Release Date: 04/18/2003
Contact Information:


John Millett 202-564-7842/millett.john@epa.gov

(04/18/03) On April 11, 2002, a former vice president of a multinational petroleum products testing company was convicted of conspiring to violate the federal Clean Air Act (CAA) and a variety of fraud statutes, as well as for obstructing justice. Thomas M. Hayes, 51, of Rockaway Township, N.J., formerly vice president of Western Hemisphere operations at Saybolt Inc., was convicted of conspiracy to violate the CAA, to make false statements to the federal Environmental Protection Agency, and to commit mail fraud and obstruction of justice. Hayes was acquitted of a second charge in the indictment for obstructing justice.
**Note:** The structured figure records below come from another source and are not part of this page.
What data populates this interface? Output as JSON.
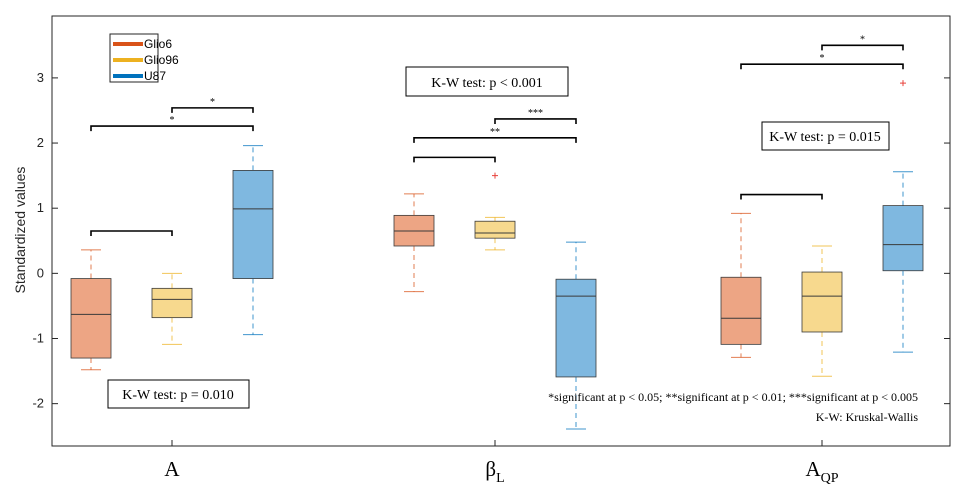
{
  "chart_data": {
    "type": "box",
    "ylabel": "Standardized values",
    "ylim": [
      -2.65,
      3.95
    ],
    "yticks": [
      -2,
      -1,
      0,
      1,
      2,
      3
    ],
    "categories": [
      {
        "main": "A",
        "sub": ""
      },
      {
        "main": "β",
        "sub": "L"
      },
      {
        "main": "A",
        "sub": "QP"
      }
    ],
    "series": [
      {
        "name": "Glio6",
        "color": "#D95319",
        "fill": "#EDA584",
        "boxes": [
          {
            "min": -1.48,
            "q1": -1.3,
            "median": -0.63,
            "q3": -0.08,
            "max": 0.36,
            "outliers": []
          },
          {
            "min": -0.28,
            "q1": 0.42,
            "median": 0.65,
            "q3": 0.89,
            "max": 1.22,
            "outliers": []
          },
          {
            "min": -1.29,
            "q1": -1.09,
            "median": -0.69,
            "q3": -0.06,
            "max": 0.92,
            "outliers": []
          }
        ]
      },
      {
        "name": "Glio96",
        "color": "#EDB120",
        "fill": "#F7D98E",
        "boxes": [
          {
            "min": -1.09,
            "q1": -0.68,
            "median": -0.4,
            "q3": -0.23,
            "max": 0.0,
            "outliers": []
          },
          {
            "min": 0.36,
            "q1": 0.54,
            "median": 0.62,
            "q3": 0.8,
            "max": 0.86,
            "outliers": [
              1.5
            ]
          },
          {
            "min": -1.58,
            "q1": -0.9,
            "median": -0.35,
            "q3": 0.02,
            "max": 0.42,
            "outliers": []
          }
        ]
      },
      {
        "name": "U87",
        "color": "#0072BD",
        "fill": "#7FB8E0",
        "boxes": [
          {
            "min": -0.94,
            "q1": -0.08,
            "median": 0.99,
            "q3": 1.58,
            "max": 1.96,
            "outliers": []
          },
          {
            "min": -2.39,
            "q1": -1.59,
            "median": -0.35,
            "q3": -0.09,
            "max": 0.48,
            "outliers": []
          },
          {
            "min": -1.21,
            "q1": 0.04,
            "median": 0.44,
            "q3": 1.04,
            "max": 1.56,
            "outliers": [
              2.92
            ]
          }
        ]
      }
    ],
    "brackets": [
      {
        "group": 0,
        "from": 0,
        "to": 1,
        "y": 0.65,
        "label": ""
      },
      {
        "group": 0,
        "from": 0,
        "to": 2,
        "y": 2.26,
        "label": "*"
      },
      {
        "group": 0,
        "from": 1,
        "to": 2,
        "y": 2.54,
        "label": "*"
      },
      {
        "group": 1,
        "from": 0,
        "to": 1,
        "y": 1.78,
        "label": ""
      },
      {
        "group": 1,
        "from": 0,
        "to": 2,
        "y": 2.08,
        "label": "**"
      },
      {
        "group": 1,
        "from": 1,
        "to": 2,
        "y": 2.37,
        "label": "***"
      },
      {
        "group": 2,
        "from": 0,
        "to": 1,
        "y": 1.21,
        "label": ""
      },
      {
        "group": 2,
        "from": 0,
        "to": 2,
        "y": 3.21,
        "label": "*"
      },
      {
        "group": 2,
        "from": 1,
        "to": 2,
        "y": 3.5,
        "label": "*"
      }
    ],
    "kw_tests": [
      "K-W test: p = 0.010",
      "K-W test: p < 0.001",
      "K-W test: p = 0.015"
    ],
    "footnote": "*significant at p < 0.05; **significant at p < 0.01; ***significant at p < 0.005",
    "abbrev": "K-W: Kruskal-Wallis",
    "legend_position": "top-left"
  }
}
Hayes and his co-conspirators routinely inflated the oxygen content of its customers’ reformulated gasoline in reports that were submitted to the EPA, according to the indictment. Saybolt allegedly falsified its data, reporting results that were not actually obtained in the lab to generate higher oxygen figures. In some instances the falsified reports enabled refiners and importers to sell RFG that did not meet minimum government requirements. In other instances, sellers received undeserved “credits” for selling RFG that purportedly exceeded minimum environmental specifications. Hayes now faces a maximum statutory prison term of five years and $250,000 on the conspiracy count.